8. The following partial pressure were measured at equilibrium at 2270C. pNH3 = 3atm , pN2 =
6atm and pH2 =4atm. Calculate KP and KC at 2270C for the reaction : 2NH3(g) N2 (g)
+ 3H2(g
To calculate KP and KC at 2270C for the given reaction, you need to use the equilibrium partial pressures of the reactants.

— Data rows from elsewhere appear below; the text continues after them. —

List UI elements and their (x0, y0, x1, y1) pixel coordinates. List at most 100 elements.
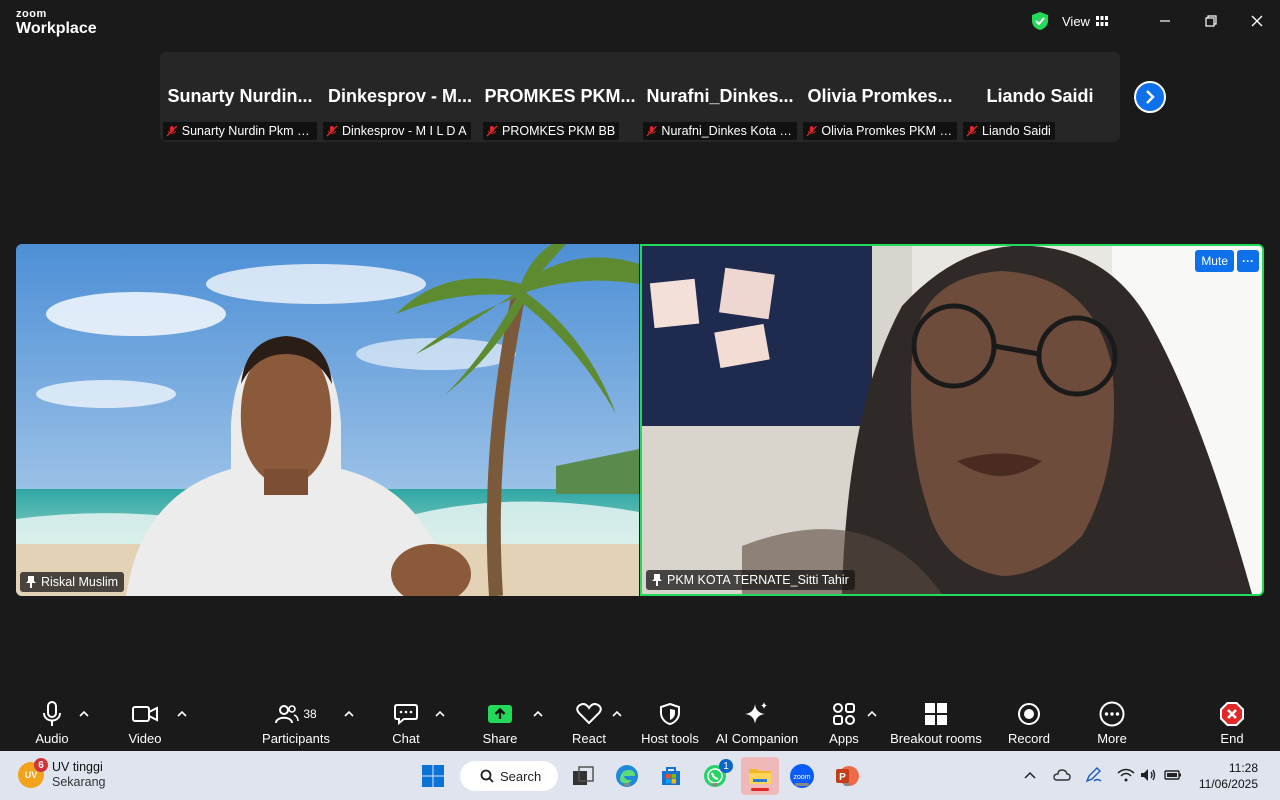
participants-button[interactable]: 38 Participants (262, 699, 330, 749)
participant-display-name: Liando Saidi (986, 86, 1094, 106)
clock-time: 11:28 (1228, 761, 1258, 775)
logo-top: zoom (16, 8, 47, 20)
end-meeting-button[interactable]: End (1216, 699, 1248, 749)
participants-count: 38 (303, 707, 317, 721)
running-indicator (795, 783, 809, 786)
participant-name-tag: Dinkesprov - M I L D A (323, 122, 471, 140)
file-explorer-button[interactable] (741, 757, 779, 795)
chevron-up-icon (533, 710, 543, 717)
video-tile-sitti-tahir[interactable]: Mute ··· PKM KOTA TERNATE_Sitti Tahir (640, 244, 1264, 596)
mute-participant-button[interactable]: Mute (1195, 250, 1234, 272)
weather-widget[interactable]: UV 6 UV tinggi Sekarang (18, 758, 106, 790)
audio-button[interactable]: Audio (34, 699, 70, 749)
video-options-button[interactable]: ··· (1237, 250, 1259, 272)
volume-tray-button[interactable] (1140, 766, 1158, 784)
weather-subtitle: Sekarang (52, 775, 106, 789)
video-label: Video (128, 731, 162, 746)
more-label: More (1097, 731, 1127, 746)
running-indicator (624, 783, 630, 786)
taskbar-search[interactable]: Search (460, 761, 558, 791)
microphone-icon (43, 701, 61, 726)
wifi-icon (1117, 768, 1135, 782)
participant-name-tag: Olivia Promkes PKM G... (803, 122, 957, 140)
store-button[interactable] (657, 762, 685, 790)
participant-thumbnail[interactable]: Olivia Promkes... Olivia Promkes PKM G..… (800, 52, 960, 142)
battery-icon (1164, 770, 1181, 780)
participant-thumbnail[interactable]: Sunarty Nurdin... Sunarty Nurdin Pkm S..… (160, 52, 320, 142)
view-button[interactable]: View (1062, 10, 1108, 32)
audio-label: Audio (35, 731, 69, 746)
clock-date: 11/06/2025 (1198, 777, 1258, 791)
svg-text:zoom: zoom (793, 774, 810, 781)
share-button[interactable]: Share (482, 699, 518, 749)
restore-button[interactable] (1199, 10, 1223, 32)
chat-button[interactable]: Chat (390, 699, 422, 749)
task-view-button[interactable] (569, 762, 597, 790)
onedrive-tray-button[interactable] (1053, 766, 1071, 784)
participant-thumbnail[interactable]: Dinkesprov - M... Dinkesprov - M I L D A (320, 52, 480, 142)
breakout-rooms-button[interactable]: Breakout rooms (890, 699, 982, 749)
minimize-icon (1160, 20, 1170, 22)
participant-tag-label: Nurafni_Dinkes Kota Ti... (661, 124, 793, 138)
record-button[interactable]: Record (1008, 699, 1050, 749)
react-button[interactable]: React (572, 699, 606, 749)
zoom-app-button[interactable]: zoom (788, 762, 816, 790)
taskbar-clock[interactable]: 11:28 11/06/2025 (1199, 760, 1258, 792)
battery-tray-button[interactable] (1164, 766, 1182, 784)
whatsapp-button[interactable]: 1 (701, 759, 733, 790)
react-options-caret[interactable] (611, 707, 623, 719)
video-tile-riskal[interactable]: Riskal Muslim (16, 244, 639, 596)
video-button[interactable]: Video (125, 699, 165, 749)
apps-options-caret[interactable] (866, 707, 878, 719)
share-options-caret[interactable] (532, 707, 544, 719)
more-button[interactable]: More (1094, 699, 1130, 749)
chevron-up-icon (612, 710, 622, 717)
folder-icon (749, 769, 771, 784)
chevron-up-icon (867, 710, 877, 717)
record-label: Record (1008, 731, 1050, 746)
running-indicator (712, 783, 718, 786)
svg-text:P: P (839, 772, 846, 783)
powerpoint-button[interactable]: P (833, 762, 861, 790)
participant-name-tag: Nurafni_Dinkes Kota Ti... (643, 122, 797, 140)
weather-title: UV tinggi (52, 760, 103, 774)
next-page-button[interactable] (1134, 81, 1166, 113)
host-tools-button[interactable]: Host tools (640, 699, 700, 749)
apps-button[interactable]: Apps (829, 699, 859, 749)
video-name-text: Riskal Muslim (41, 575, 119, 589)
video-options-caret[interactable] (176, 707, 188, 719)
ai-sparkle-icon (745, 702, 767, 724)
edge-browser-button[interactable] (613, 762, 641, 790)
participant-webcam-video-image (642, 246, 1262, 594)
participant-thumbnail[interactable]: Liando Saidi Liando Saidi (960, 52, 1120, 142)
meeting-toolbar: Audio Video 38 Participants Chat Share R… (0, 693, 1280, 751)
show-hidden-icons-button[interactable] (1021, 766, 1039, 784)
wifi-tray-button[interactable] (1117, 766, 1135, 784)
pin-icon (26, 576, 36, 588)
audio-options-caret[interactable] (78, 707, 90, 719)
close-icon (1251, 15, 1263, 27)
participant-thumbnail[interactable]: Nurafni_Dinkes... Nurafni_Dinkes Kota Ti… (640, 52, 800, 142)
running-indicator (844, 783, 850, 786)
start-button[interactable] (419, 762, 447, 790)
close-button[interactable] (1245, 10, 1269, 32)
beach-background-video-image (16, 244, 639, 596)
participants-options-caret[interactable] (343, 707, 355, 719)
pen-tray-button[interactable] (1085, 766, 1103, 784)
participant-tag-label: Dinkesprov - M I L D A (342, 124, 467, 138)
record-icon (1018, 703, 1040, 725)
chevron-up-icon (177, 710, 187, 717)
participant-tag-label: Sunarty Nurdin Pkm S... (181, 124, 313, 138)
end-meeting-icon (1220, 702, 1244, 726)
ai-companion-button[interactable]: AI Companion (716, 699, 798, 749)
chat-options-caret[interactable] (434, 707, 446, 719)
minimize-button[interactable] (1153, 10, 1177, 32)
pin-icon (652, 574, 662, 586)
host-tools-label: Host tools (641, 731, 699, 746)
participant-thumbnail[interactable]: PROMKES PKM... PROMKES PKM BB (480, 52, 640, 142)
encryption-shield-icon[interactable] (1031, 11, 1049, 31)
video-name-label: Riskal Muslim (20, 572, 125, 592)
pen-icon (1085, 767, 1102, 783)
title-bar: zoom Workplace View (0, 0, 1280, 44)
participant-tag-label: Liando Saidi (982, 124, 1051, 138)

First, let's write the balanced equation for the reaction:
2NH3(g) ⇌ N2(g) + 3H2(g)
To calculate KP, which is the equilibrium constant in terms of partial pressures, you can use the formula:
KP = (pN2 × pH2^3) / pNH3^2
Substituting the given values into the formula:
KP = (6 atm × (4 atm)^3) / (3 atm)^2
KP = (6 × 64) / 9
KP = 384 / 9
KP ≈ 42.67 (rounded to two decimal places)
To calculate KC, which is the equilibrium constant in terms of molar concentrations, you can use the formula:
KC = (cN2 × cH2^3) / cNH3^2
However, we do not have the concentrations of the reactants, only their partial pressures. To calculate KC, we need to convert the partial pressures to concentrations using the ideal gas law.
The ideal gas law states: PV = nRT, where P is pressure, V is volume, n is the number of moles, R is the ideal gas constant, and T is temperature.
Rearranging the ideal gas law equation, we get:
n = (PV) / RT
Since we have partial pressures, we can assume constant volume (V) and temperature (T), and we can use the equation:
n = P / RT
Now, we need to find the moles of each gas at equilibrium:
nNH3 = pNH3 / RT = 3 atm / (0.0821 L∙atm/(mol∙K) × 227 + 273) ≈ 0.121 mol
nN2 = pN2 / RT = 6 atm / (0.0821 L∙atm/(mol∙K) × 227 + 273) ≈ 0.243 mol
nH2 = pH2 / RT = 4 atm / (0.0821 L∙atm/(mol∙K) × 227 + 273) ≈ 0.162 mol
Now that we have the moles of each gas, we can calculate KC using the formula:
KC = (cN2 × cH2^3) / cNH3^2
Substituting the values:
KC = ((nN2 / V) × (nH2 / V)^3) / (nNH3 / V)^2
KC = (nN2 × nH2^3) / nNH3^2
KC = (0.243 × (0.162)^3) / (0.121)^2
KC ≈ 0.348 (rounded to three decimal places)
So, at 2270C, the equilibrium constants are approximately KP = 42.67 and KC = 0.348.